Plusieurs États européens refusent le pacte de l’ONU sur les migrations

Le pacte non contraignant de l’ONU sur les migrations a subit un nouveau coup dur. La Pologne, la République tchèque, la Bulgarie et la Croatie ont fait part de leur intention de ne pas signer l’accord mondial en décembre 2018 au Maroc. Les quatre États européens suivent les traces des États-Unis, de la Hongrie et de l’Autriche.

Ces pays estiment que le pacte mondial brouille la frontière entre la migration régulière et irrégulière et qu’il remet la souveraineté en question. Cependant, les partisans du pacte font valoir qu’il n’est pas contraignant et n’encourage pas plus la migration qu’il ne vise à l’arrêter. Le Président de l’Assemblée générale des Nations Unies, Miroslav Lajčák, a déclaré que le pacte « n’imposera rien et respecte pleinement la souveraineté des États. »

Le 12 novembre 2018, le gouvernement de coalition bulgare a annoncé qu’il ne participera pas au pacte mondial, soutenant qu’il « met en danger les intérêts nationaux ». « La position du gouvernement bulgare est de ne pas adhérer au pacte mondial sur les migrations de l’ONU », a déclaré Tsvetan Tsvetanov, vice-président du parti GERB, le principal parti de centre droit, après une réunion des chefs de la coalition.

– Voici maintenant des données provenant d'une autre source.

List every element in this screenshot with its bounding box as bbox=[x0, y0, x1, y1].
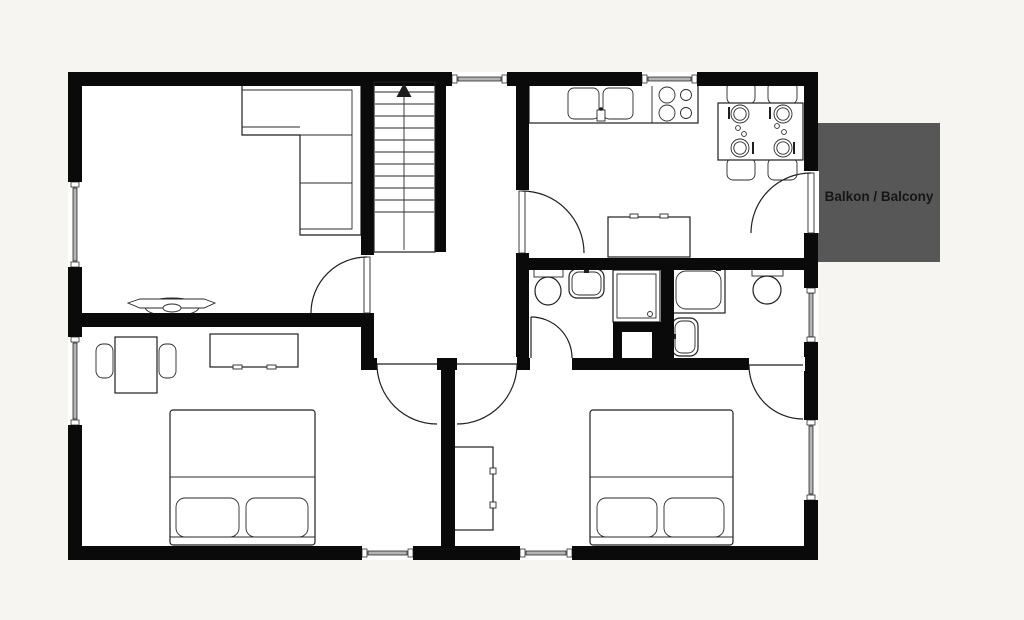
washbasin-icon bbox=[671, 318, 698, 356]
balcony: Balkon / Balcony bbox=[818, 123, 940, 262]
floor-plan-drawing: Balkon / Balcony bbox=[0, 0, 1024, 620]
balcony-label: Balkon / Balcony bbox=[825, 189, 934, 204]
window-icon bbox=[362, 546, 413, 560]
pillow-icon bbox=[246, 498, 308, 537]
wall-bedroom-divider bbox=[441, 358, 455, 560]
window-icon bbox=[68, 337, 82, 425]
window-icon bbox=[804, 420, 818, 500]
desk-icon bbox=[115, 337, 157, 393]
bathtub-icon bbox=[672, 267, 725, 313]
duct-shaft-opening bbox=[622, 332, 652, 358]
wall-stairs-right bbox=[435, 82, 446, 252]
dining-chair-icon bbox=[768, 158, 797, 180]
pillow-icon bbox=[664, 498, 724, 537]
window-icon bbox=[642, 72, 697, 86]
toilet-icon bbox=[752, 268, 783, 304]
double-bed-icon bbox=[170, 410, 315, 545]
wall-living-bedroom1 bbox=[68, 313, 374, 327]
window-icon bbox=[520, 546, 572, 560]
double-bed-icon bbox=[590, 410, 733, 545]
floor-plan-page: Balkon / Balcony bbox=[0, 0, 1024, 620]
sideboard-icon bbox=[210, 334, 298, 369]
kitchen-island-icon bbox=[608, 214, 690, 257]
pillow-icon bbox=[597, 498, 657, 537]
washbasin-icon bbox=[569, 268, 604, 298]
window-icon bbox=[68, 182, 82, 267]
pillow-icon bbox=[176, 498, 239, 537]
toilet-icon bbox=[534, 269, 563, 305]
window-icon bbox=[452, 72, 507, 86]
wall-living-hall bbox=[361, 82, 374, 370]
wardrobe-icon bbox=[454, 447, 496, 530]
kitchen-counter-icon bbox=[529, 84, 698, 123]
window-icon bbox=[804, 288, 818, 342]
shower-tray-icon bbox=[613, 270, 660, 322]
dining-chair-icon bbox=[727, 158, 755, 180]
wall-bathroom-divider bbox=[661, 258, 674, 370]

La République tchèque a également voté contre la signature de l’accord global, a déclaré une source gouvernementale à Reuters. « La République tchèque a longtemps favorisé le principe de la séparation des migrations légales et illégales », a expliqué le vice-Premier ministre Richard Brabec lors d’une conférence de presse. « Les suggestions de la République tchèque et d’autres pays européens allaient dans ce sens. Le texte final ne reflète pas ces propositions. »

Le Premier ministre polonais, Mateusz Morawiecki, a déclaré qu’il est « très probable » que son pays refuse l’accord mondial. « Nos principes souverains sur la sécurisation de nos frontières et la maîtrise des flux migratoires sont absolument prioritaires », a-t-il affirmé.

Sur le réseau EURACTIV, la Présidente croate Kolinda Grabar-Kitarović a annoncé qu’elle ne signerait pas l’accord mondial, même si son gouvernement semble toujours disposé à aller de l’avant.

L’Autriche et la Hongrie ont été les premiers pays de l’Union européenne à dénoncer l’accord mondial sur les migrations, après la décision des États-Unis de le refuser en juillet dernier. L’UE s’oppose aux décisions de ces six États membres. Appelant à un front unifié de l’UE sur les migrations et d’autres questions, le chef de la Commission européenne, Jean-Claude Juncker, a déclaré : « Si un, deux ou trois pays quittent le pacte sur les migrations de l’ONU, alors l’UE ne peut pas défendre ses propres intérêts. »

Faisant écho à la déception de l’UE, la représentante spéciale de l’ONU pour les migrations internationales, Louise Arbour, a affirmé que le pacte vise seulement à améliorer la gestion des déplacements transfrontaliers.

Le pacte de l’ONU sur les migrations a vu le jour au cours de la 72e session de l’Assemblée générale des Nations Unies le 13 juillet 2018. Il devrait être adopté lors d’une conférence de l’ONU dans la ville marocaine de Marrakech durant la deuxième semaine de décembre.